В этом году я стала взрослой и должна помогать своей семье. В нашем селении всегда ценились портные и швеи. Мама говорит, что женское умение шить на вес золота. Хорошая добротно сшитая одежда нужна человеку здесь в тундре позарез. Без неё он просто замёрзнет. Отец всегда кивает головой, мол, соглашается, и так строго исподлобья смотрит на меня, что становится чуточку страшно. Даже в сказках, что мама читает мне на ночь (раньше часто, а теперь всё реже), говорится про вещь, искусно сшитую: «то ли иглой зашито, то ли клеем склеено; шва не видно, и от иглы следа нет».

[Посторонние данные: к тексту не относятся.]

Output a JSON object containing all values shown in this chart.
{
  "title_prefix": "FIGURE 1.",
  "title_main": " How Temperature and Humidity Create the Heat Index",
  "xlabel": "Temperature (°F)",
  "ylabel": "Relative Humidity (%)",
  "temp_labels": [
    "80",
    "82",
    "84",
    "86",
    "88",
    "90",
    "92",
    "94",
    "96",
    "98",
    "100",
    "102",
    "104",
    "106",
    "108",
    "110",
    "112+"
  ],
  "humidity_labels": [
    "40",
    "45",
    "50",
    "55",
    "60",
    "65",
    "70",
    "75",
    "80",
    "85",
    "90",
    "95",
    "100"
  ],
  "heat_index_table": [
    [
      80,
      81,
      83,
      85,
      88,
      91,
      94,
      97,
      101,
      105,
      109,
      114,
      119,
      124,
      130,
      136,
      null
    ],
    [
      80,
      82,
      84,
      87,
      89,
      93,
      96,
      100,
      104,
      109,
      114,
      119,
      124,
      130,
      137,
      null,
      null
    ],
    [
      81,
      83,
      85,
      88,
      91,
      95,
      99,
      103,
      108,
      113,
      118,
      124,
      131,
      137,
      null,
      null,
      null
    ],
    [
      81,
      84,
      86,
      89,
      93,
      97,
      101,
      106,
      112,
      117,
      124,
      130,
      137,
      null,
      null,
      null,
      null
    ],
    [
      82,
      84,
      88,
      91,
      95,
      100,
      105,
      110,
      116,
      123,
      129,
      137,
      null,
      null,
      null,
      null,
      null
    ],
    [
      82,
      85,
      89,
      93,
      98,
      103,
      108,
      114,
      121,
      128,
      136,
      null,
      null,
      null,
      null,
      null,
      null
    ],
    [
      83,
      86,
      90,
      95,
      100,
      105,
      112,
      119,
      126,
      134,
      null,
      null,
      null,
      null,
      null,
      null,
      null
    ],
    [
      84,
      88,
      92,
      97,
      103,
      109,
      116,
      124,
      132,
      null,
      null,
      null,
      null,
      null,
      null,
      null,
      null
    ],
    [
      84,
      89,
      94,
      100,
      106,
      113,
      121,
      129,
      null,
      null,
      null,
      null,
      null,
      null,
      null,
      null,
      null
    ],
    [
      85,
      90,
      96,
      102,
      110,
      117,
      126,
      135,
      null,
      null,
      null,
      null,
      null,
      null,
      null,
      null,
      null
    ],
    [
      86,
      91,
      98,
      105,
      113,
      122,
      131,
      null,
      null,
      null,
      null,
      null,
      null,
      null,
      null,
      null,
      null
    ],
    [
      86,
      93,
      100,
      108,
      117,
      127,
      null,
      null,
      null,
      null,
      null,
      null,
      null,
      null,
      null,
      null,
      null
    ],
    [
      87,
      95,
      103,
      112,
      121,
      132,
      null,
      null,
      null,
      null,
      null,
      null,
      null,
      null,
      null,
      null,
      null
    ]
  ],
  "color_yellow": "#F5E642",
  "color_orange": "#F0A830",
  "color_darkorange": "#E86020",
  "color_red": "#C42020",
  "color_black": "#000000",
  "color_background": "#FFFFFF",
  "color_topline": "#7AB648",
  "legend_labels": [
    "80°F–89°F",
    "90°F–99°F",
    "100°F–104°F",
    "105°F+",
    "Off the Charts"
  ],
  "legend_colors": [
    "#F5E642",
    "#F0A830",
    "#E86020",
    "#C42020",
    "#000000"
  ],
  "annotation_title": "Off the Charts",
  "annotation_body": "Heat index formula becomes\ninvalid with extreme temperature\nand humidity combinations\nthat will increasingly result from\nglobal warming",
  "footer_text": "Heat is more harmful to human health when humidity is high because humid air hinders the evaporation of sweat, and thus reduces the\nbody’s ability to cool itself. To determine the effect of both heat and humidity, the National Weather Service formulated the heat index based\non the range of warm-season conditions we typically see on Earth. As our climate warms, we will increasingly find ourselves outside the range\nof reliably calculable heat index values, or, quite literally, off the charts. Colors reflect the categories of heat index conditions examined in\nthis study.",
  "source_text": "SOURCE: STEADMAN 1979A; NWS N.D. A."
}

На моё десятое день рождения отец подарил мне крошечный амулетик на шею из обожженной глины, сказал, что это родовой оберег и окончательно моим он станет только по достижению совершеннолетия. Это ещё далеко, но оберег пришёлся по душе. Мама же подарила мне тучанг, сумочку для хранения швейных принадлежностей. Я очень радовалась этому подарку. Внутри я обнаружила массу полезных и занимательных вещей: катушку ниток из сухожилий оленя, кусочек мыла, четыре костяные иглы, шило, полоски камыса для заплаток, две деревянные дощечки-трафаретки с прорезями для орнамента, цепочку для подвесок и тяжёлые железные ножницы. Тут же мы принялись шить кисы на мою ногу, с красивым узором «оленье копытце». Мама говорит, что в такой обуви дети становятся быстрыми и резвыми, как оленята. Я подсмотрела на отцовых кисах другой узор, состоящий из белых треугольничков и цветных зигзагов. Оказалось, треугольнички – это чумы, в которых живут эвелины, а зизгаги – дороги, чтобы ходить друг к другу в гости. Чум – это дом вроде нашего карамо. А строится он возле моря Ледовитого, океаном называется. Оказывается, там холоднее, чем у нас. Я читала об этом в книге. Вот уж не подумала, что где-то может быть холоднее, чем здесь. Какие же там, должно быть, зимы? Кисы, что на ногах отца, достались ему от его отца, моего деда, а тот, в свою очередь, выменял их у самих эвелинов. Я хотела попасть в гости к эвелинам, но отец возразил, что дорог-зигзагов к эвелинам нет и попасть к ним можно только по воздуху. А как же деда? – возразила я, но отец меня как будто не услышал.
*** *** ***
Я – найдёныш. До восьми лет я этого не знал и был уверен: женщина, что обнимает меня каждый вечер перед сном и поёт колыбельную, что целует в лоб и успокаивает, едва мне стоит заплакать, и есть моя мама. Я слишком рано постиг горечь утраты, ужас отчаяния и безысходности. С девяти лет мне пришлось работать наравне с взрослыми, чтобы прокормить себя. Я не желал и не желаю такой судьбы дочери и даже не смею рассказывать ей о тех тяжёлых несчастных временах. Она уверена, что у неё были деда и баба, а у меня были мои родители, которые заботились обо мне так же, как мы сейчас с женой заботимся о ней. Но жизнь в тундре тяжела, она принуждает к хорошей организации семьи и рода, к строгому распределению обязанностей и к их выполнению. Пора становится помощницей, кормилицей, полноправным членом семьи.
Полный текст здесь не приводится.